Bukit Merah translates to 'red hill' from Malay, a reference to the red-colour of the soil on the hill. Traditionally the name is derived from a plague of swordfish, a wall of banana stems and blood - so no need to explain further.

Bukit Ho Swee is named from Tay Ho Swee (1834-1903), a Chinese opium and spirit farmer, timber merchant and ship owner.

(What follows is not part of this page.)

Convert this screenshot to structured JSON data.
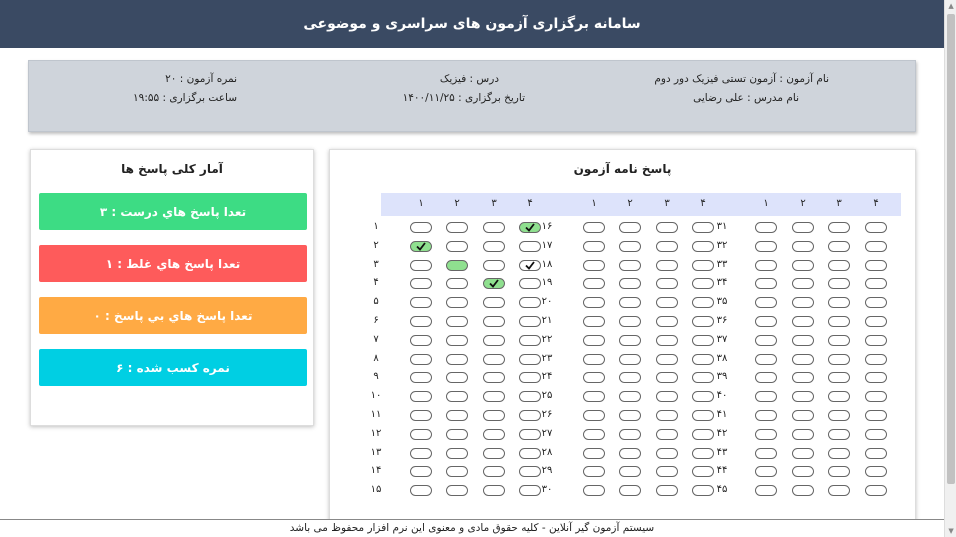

His infuence can still be seen today.

Tiong Bahru means 'new cemetery', from the Hokkien thiong and Malay bahru 'new'.

Bukit Timah is a Malay place name and translates as 'tin hill'. However, the hill has nothing to do with tin but was earlier known as Bukit Temak 'the hill of the temak trees', the poko temak was once abundant here.

Holland Road was named after early resident Hugh Holland, an architect.

Raffles Place is named after the founder of modern Singapore, Sir Stamford Raffles, who died in 1826 aged just 44.

Tanjong Pagar comes from the Malay for 'cape of stakes', this fishing village being on a promontory.

Geylang is from the Malay geylanggan meaning 'twist, crush', referring to the process of extracting meat and milk from coconuts.

Aljunied was named after former land owner Syed Sharif Oman bin Ali Al Junied who died in 1852.

McPherson was named after Lieutenant Colonel Ronald MacPherson, a soldier, architect and colonial administrator who died in 1869.

Kallang is an old Malay reference to the orang laut or 'people of the sea'.

Lavender took its name from Lavender Street, itself suggested by residents owing to the stench from the nearby gas works.

Katong is an extinct species of sea turtle.

Mountbatten is named after Lord Louis Mountbatten.

Dhobi Ghaut comes from the Hindi dhobi 'washerman' and ghat steps leading down to the water where the washing took place.

Istana means 'palace' in Malay.

Orchard Road took its name from the orchards where fruit, nutmeg and pepper grew.

Outram was named after the British general Sir James Outram, who died in 1863.

Pearl's Hill is named after Captain James Pearl, the captain of the Indiana who carried Sir Stamford Raffles to Singapore.

Pasir Panjang means 'long sand' and a reference to the beach here.

Sungei Road comes from the Malay sungei or 'river'.

Toa Payoh translates as 'big swamp'.

Siglap is said to come from when the first Dutch vessels appeared here. As the dark thunder clouds appeared overhead the Malay si-gelap was said to refer to 'darkness that conceals'.

Note the spellings of the places are English as the piece is written in English.